Teachers who use Office 365 often rave about the great ways that OneNote takes note-taking to new heights. And while the note-taking functionality is quite “noteworthy,” OneNote is also useful for creating digital lesson plans. Here are ways OneNote helps:
There is no limit to the types of content you can upload into your lesson plans. So if you’re itching to use a video to demonstrate the scientific method, upload it right into your lesson plan. Or if you recorded audio of an opera singer you want to share with your music class, drop it in. You can also use links to websites, photos, embedded files and even handwritten notes.
Tags and Highlights
As you add content to your lesson plans, it could become difficult to find what you need in the moments you need it. Use the tagging feature to easily navigate to any of your content. Highlighting also can be helpful to add emphasis to important information included in your lesson plans.
Embedded Audio Cues
Share certain portions of your lesson plans with your students for even more efficient instruction. Embed audio cues in the student version of your plans to help guide them through the content. This can be helpful when flipping your classroom so students have some audio instruction at home.
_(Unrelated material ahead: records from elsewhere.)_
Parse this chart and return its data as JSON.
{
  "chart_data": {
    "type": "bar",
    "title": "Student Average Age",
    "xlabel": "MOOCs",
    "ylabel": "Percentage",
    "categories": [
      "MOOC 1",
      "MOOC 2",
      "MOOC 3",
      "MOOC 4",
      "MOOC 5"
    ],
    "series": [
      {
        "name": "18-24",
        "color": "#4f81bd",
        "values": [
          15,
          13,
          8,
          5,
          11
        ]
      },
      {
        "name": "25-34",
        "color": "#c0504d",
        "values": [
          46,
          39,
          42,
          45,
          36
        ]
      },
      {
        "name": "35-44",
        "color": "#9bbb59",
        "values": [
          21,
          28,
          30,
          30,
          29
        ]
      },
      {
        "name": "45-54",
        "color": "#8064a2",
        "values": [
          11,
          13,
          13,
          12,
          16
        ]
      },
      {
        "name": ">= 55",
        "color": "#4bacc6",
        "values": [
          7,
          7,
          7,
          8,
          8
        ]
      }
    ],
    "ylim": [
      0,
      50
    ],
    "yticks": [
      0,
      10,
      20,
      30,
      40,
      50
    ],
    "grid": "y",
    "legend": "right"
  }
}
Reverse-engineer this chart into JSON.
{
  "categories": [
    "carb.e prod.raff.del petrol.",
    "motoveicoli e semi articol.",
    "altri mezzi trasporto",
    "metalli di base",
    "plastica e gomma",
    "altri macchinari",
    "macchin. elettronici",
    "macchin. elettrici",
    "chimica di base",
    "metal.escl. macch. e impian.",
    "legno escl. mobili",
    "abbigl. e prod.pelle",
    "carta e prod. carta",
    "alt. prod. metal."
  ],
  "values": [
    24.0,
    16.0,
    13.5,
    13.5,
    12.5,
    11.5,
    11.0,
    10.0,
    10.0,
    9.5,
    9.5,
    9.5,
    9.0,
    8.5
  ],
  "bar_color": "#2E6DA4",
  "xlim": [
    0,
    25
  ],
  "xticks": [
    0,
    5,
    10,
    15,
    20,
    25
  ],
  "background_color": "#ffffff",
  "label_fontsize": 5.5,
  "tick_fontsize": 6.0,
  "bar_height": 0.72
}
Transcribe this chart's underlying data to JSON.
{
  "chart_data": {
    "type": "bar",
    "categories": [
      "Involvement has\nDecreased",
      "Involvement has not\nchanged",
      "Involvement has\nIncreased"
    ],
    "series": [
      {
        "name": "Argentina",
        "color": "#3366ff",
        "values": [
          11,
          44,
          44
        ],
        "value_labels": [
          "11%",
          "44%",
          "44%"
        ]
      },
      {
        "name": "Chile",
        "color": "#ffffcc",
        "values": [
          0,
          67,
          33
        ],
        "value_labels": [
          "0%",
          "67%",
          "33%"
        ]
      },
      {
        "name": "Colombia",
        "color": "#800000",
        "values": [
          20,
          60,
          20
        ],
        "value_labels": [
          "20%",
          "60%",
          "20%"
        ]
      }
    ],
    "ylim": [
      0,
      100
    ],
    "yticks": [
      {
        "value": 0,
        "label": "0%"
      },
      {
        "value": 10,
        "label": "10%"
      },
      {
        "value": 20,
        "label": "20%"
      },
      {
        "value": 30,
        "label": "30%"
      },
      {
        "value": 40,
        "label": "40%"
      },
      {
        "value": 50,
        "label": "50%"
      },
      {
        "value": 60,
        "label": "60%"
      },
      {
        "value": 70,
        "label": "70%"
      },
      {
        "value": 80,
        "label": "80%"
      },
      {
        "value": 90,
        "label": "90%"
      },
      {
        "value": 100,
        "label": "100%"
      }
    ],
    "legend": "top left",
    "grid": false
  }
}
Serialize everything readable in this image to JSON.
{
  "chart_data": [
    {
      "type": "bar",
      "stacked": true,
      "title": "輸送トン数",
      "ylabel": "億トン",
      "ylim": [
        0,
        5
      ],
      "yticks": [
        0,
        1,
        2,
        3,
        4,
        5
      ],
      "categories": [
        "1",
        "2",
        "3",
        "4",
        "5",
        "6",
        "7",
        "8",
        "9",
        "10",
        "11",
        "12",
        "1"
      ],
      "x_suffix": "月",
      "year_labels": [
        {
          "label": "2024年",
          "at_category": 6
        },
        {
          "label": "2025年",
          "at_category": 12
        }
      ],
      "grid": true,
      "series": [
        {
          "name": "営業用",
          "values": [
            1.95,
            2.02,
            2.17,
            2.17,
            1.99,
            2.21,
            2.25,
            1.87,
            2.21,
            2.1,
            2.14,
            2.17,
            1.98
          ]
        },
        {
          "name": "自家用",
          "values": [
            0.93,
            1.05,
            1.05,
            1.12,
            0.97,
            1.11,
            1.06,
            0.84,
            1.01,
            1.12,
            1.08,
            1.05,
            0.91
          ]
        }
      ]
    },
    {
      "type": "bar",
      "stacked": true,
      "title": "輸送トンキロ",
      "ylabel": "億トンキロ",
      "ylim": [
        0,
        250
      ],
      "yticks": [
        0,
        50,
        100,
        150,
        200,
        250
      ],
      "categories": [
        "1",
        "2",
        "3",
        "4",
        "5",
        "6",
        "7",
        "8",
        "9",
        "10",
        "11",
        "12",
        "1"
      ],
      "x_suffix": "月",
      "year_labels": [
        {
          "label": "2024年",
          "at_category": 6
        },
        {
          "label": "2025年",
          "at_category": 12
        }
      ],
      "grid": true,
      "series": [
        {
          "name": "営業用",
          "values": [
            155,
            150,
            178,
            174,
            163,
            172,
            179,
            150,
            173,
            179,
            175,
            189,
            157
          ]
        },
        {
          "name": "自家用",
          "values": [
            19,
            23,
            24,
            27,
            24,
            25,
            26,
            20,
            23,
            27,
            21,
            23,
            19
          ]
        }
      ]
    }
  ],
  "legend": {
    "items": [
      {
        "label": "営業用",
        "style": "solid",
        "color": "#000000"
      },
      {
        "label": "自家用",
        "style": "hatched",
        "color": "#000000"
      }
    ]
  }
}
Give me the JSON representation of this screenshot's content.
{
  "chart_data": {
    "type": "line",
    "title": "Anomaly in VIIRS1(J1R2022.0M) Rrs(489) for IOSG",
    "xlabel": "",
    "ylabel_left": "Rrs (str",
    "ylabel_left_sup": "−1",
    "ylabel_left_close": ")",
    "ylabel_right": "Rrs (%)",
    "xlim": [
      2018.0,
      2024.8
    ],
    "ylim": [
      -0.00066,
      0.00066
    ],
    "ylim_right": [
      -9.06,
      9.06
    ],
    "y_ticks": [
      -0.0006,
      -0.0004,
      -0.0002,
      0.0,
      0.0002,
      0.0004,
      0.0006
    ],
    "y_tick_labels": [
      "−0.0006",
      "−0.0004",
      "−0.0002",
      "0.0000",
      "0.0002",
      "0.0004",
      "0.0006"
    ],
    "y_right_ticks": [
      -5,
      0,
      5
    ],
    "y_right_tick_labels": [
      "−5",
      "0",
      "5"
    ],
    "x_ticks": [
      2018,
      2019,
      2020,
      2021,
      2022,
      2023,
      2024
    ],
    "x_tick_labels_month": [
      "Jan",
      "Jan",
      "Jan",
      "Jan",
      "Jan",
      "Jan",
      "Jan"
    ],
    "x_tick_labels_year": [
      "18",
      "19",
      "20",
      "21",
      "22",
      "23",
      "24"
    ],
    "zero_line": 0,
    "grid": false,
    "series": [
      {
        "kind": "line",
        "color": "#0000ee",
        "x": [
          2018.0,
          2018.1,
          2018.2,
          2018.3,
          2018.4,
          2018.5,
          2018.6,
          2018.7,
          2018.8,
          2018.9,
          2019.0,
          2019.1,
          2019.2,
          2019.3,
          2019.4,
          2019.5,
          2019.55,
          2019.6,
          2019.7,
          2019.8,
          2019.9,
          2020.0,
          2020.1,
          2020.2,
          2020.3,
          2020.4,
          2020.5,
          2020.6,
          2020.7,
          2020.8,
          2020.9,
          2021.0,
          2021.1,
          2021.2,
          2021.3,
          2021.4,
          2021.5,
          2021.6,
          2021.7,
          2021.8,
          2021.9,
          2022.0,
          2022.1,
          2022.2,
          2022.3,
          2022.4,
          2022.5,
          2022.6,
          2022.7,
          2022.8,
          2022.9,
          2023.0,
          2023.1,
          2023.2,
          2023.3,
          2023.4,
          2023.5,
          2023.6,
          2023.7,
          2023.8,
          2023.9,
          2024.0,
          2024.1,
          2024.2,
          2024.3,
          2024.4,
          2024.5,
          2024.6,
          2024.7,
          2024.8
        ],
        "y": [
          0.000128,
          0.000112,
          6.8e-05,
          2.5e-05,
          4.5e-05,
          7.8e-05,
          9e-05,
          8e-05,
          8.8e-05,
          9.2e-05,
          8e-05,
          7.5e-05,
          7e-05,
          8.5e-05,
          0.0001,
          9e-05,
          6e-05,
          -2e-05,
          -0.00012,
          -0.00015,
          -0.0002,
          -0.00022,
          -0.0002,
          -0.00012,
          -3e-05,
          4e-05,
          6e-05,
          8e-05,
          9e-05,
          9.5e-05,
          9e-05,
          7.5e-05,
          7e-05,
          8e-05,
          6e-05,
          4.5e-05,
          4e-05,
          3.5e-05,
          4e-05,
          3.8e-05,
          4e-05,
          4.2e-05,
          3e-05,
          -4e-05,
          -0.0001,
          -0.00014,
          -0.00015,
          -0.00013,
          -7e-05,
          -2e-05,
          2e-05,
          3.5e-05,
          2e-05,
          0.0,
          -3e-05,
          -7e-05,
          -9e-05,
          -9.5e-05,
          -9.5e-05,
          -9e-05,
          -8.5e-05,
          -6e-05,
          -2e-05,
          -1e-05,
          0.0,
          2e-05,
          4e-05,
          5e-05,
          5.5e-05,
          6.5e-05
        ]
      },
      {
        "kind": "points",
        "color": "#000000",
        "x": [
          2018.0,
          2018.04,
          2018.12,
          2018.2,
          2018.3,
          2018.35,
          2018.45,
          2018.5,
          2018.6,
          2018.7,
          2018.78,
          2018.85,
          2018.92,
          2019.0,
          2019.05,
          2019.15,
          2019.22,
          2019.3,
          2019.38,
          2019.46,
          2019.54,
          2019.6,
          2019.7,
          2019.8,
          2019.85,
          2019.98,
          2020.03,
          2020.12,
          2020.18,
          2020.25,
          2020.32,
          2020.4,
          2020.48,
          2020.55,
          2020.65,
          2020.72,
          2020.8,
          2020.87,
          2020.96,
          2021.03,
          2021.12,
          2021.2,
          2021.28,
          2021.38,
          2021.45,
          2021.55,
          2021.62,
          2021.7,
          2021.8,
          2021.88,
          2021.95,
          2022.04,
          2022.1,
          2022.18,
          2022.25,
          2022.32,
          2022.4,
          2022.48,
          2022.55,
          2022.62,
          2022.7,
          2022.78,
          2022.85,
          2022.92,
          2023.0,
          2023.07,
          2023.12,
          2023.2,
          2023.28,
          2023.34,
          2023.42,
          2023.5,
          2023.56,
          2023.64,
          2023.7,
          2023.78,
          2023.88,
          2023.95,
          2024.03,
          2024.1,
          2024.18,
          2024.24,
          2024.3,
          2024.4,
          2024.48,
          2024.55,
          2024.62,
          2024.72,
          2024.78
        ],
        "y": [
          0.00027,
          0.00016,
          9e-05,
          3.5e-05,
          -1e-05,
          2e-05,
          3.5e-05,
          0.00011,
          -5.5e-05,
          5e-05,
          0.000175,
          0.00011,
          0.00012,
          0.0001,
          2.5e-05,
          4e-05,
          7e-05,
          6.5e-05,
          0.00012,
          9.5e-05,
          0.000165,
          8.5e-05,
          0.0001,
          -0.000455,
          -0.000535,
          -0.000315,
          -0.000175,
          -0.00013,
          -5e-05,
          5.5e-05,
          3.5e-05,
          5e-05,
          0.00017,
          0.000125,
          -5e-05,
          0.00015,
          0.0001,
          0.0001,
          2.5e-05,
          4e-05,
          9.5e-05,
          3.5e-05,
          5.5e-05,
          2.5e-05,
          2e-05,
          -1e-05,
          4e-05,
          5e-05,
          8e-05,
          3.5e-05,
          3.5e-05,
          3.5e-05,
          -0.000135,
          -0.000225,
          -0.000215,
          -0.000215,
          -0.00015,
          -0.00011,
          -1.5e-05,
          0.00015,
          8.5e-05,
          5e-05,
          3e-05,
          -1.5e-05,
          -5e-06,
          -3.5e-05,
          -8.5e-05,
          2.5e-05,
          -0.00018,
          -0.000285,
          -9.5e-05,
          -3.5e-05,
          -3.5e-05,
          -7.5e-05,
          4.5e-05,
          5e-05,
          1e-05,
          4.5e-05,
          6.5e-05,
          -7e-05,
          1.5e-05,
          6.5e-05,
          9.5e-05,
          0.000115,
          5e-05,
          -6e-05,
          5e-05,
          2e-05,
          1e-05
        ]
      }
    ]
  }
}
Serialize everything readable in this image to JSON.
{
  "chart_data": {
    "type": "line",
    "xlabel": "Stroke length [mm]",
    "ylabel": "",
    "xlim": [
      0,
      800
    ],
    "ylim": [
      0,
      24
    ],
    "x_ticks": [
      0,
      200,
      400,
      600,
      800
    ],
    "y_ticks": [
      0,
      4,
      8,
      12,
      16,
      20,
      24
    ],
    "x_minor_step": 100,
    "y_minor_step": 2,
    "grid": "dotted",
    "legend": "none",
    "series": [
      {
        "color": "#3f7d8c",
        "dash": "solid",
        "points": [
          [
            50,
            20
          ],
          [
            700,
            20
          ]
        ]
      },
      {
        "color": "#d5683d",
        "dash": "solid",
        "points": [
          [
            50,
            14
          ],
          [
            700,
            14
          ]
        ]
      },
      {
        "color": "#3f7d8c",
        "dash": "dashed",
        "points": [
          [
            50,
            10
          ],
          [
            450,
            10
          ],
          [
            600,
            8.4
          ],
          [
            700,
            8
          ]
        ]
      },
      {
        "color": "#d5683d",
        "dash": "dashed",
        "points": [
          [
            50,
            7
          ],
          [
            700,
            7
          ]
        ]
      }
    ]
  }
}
Collaborate with other teachers on your lesson plans by sharing notebooks. Working with other teachers improves creativity and innovation and is a great way to spark new ideas.
The World Wide Web
Bring websites and all of the many resources into your lesson plans and make them accessible to your students. You can include blogs, wikis and even online journals and add even more to your resource library for your students. The more resources you make available, the more places students have to explore concepts outside of the classroom during their study time.
Bring your lesson plans alive and spend less time starting from scratch and more time innovating. By exploring the possibilities with digital lesson plans in OneNote, you’ll wonder how you ever made it without them.